Monday, August 29, 2016

Romania---'Talk to me,' or at least read my books!

I am still fascinated by the huge numbers of hits on my blog from Romania, but complexity perplexed as to why you don't communicate  directly. Come on---talk to me. I want to know what you think, what you are doing, if you are downloading my books. I wonder how many 'individuals are hitting on my blog or is a just a few who are reading the many blogs i have written---over 2000 now! Email me   neilcolemanauthor@gmail,com  so I can stop writing these blogs that my friends in NZ and elsewhere,' are beginning to think I am overly 'touched' by your attention. It's kinda strange knowing I have all these 'silent' readers in far off Romania, so put me out of my delusions about WHY you are such avid 'fans.'

Friday, August 26, 2016

I did a little research about the Coast--quite 'fruitful!'

   When I was looking for a property in Thames, one of my 'desires' was to have a bountiful garden and orchard, along with a few hens. Yes, I know---it sounds like I am a 'wannabe Good life,' kind of person, but one who is rather 'stumbly' when it comes to putting plans into action. Let's put that 'quantitative quality assurance ' issue aside for a moment and explore the results of my 'research' using Aunty/Uncle Google!

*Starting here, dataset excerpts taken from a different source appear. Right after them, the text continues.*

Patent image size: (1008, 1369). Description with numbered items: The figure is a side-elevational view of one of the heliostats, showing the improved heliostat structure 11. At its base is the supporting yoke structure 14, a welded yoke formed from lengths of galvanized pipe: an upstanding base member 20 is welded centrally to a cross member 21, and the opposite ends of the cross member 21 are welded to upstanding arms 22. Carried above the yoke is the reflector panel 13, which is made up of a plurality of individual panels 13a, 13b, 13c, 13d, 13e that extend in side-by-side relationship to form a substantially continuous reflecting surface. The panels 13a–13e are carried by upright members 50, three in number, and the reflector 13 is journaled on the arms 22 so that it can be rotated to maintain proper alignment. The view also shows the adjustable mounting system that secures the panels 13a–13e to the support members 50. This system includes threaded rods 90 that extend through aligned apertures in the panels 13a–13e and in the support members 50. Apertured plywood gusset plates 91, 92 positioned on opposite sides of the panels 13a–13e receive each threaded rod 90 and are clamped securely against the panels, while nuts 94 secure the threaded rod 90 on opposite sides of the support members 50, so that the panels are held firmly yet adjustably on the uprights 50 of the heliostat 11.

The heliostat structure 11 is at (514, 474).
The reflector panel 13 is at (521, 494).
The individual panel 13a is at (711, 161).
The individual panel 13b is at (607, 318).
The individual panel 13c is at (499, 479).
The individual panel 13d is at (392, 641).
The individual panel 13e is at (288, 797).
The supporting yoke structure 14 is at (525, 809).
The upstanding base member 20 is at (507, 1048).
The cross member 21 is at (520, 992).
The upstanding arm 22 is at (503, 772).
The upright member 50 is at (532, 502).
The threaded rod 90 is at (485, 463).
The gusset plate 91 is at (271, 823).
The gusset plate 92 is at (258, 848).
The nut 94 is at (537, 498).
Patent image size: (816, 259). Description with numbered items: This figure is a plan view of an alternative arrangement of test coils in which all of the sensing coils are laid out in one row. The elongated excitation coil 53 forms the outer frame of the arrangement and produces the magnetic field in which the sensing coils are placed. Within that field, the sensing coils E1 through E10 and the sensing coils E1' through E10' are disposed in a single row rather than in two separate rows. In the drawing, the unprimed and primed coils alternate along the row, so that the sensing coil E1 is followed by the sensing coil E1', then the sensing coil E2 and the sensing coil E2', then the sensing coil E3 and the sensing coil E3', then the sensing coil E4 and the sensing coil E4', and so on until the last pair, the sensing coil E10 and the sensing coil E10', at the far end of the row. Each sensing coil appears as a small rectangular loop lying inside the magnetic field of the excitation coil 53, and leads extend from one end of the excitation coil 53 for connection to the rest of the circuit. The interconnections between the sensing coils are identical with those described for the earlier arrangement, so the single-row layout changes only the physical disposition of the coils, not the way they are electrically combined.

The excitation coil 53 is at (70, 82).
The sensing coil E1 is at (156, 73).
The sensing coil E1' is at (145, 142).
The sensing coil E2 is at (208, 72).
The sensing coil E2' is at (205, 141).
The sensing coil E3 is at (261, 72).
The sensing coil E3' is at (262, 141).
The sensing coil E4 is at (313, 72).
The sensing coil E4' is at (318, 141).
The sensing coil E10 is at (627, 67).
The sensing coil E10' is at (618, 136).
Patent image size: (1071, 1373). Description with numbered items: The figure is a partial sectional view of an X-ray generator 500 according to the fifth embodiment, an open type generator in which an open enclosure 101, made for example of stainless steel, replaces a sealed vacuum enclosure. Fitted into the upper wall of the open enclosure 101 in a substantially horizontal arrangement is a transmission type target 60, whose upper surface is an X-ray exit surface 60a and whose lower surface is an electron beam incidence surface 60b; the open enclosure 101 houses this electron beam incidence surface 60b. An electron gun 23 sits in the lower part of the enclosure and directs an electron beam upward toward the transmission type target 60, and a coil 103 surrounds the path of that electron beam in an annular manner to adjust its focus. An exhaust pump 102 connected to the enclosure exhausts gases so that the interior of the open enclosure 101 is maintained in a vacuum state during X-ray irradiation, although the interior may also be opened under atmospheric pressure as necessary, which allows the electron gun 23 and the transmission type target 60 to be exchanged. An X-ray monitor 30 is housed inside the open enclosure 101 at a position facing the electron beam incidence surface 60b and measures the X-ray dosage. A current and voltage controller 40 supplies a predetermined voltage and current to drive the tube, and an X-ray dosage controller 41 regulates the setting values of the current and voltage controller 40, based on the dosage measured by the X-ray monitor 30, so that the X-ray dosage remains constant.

    I came across a piece from  a newspaper in 1886, which extolled the virtues of the Thames Region, and Tararu on particular and how it could supply the fruit and vegetable needs of Auckland across the water. My thoughts were--'Hell--Auckland must have been tiny.' Well, of course in the 1870's Thames was BIGGER than Auckland! That can be put down to the dreams of many seeking their fortunes on the gold fields.

    All the usual were there---the vegetables we all love---well not all of us, judging by the rubbish that passes for food, that many eat in these times, but there was a surprise on the list re the fruits available. Yes---cherries. That got me thinking. I already have a very productive apricot tree, so surely cherries would thrive. Both are stone fruit requiring a certain amount of chilling time. Thames is a little colder at night than Auckland, so maybe I can source a cherry tree and see what happens. In some dark recess of my ageing brain, I seem to recall an old syaing that--'where's there's gold, cherry trees grow.'Today's task?----Down to the two nurseries to see what they say and if they say wrong? I shall go further afield on my search for the Holy Grail!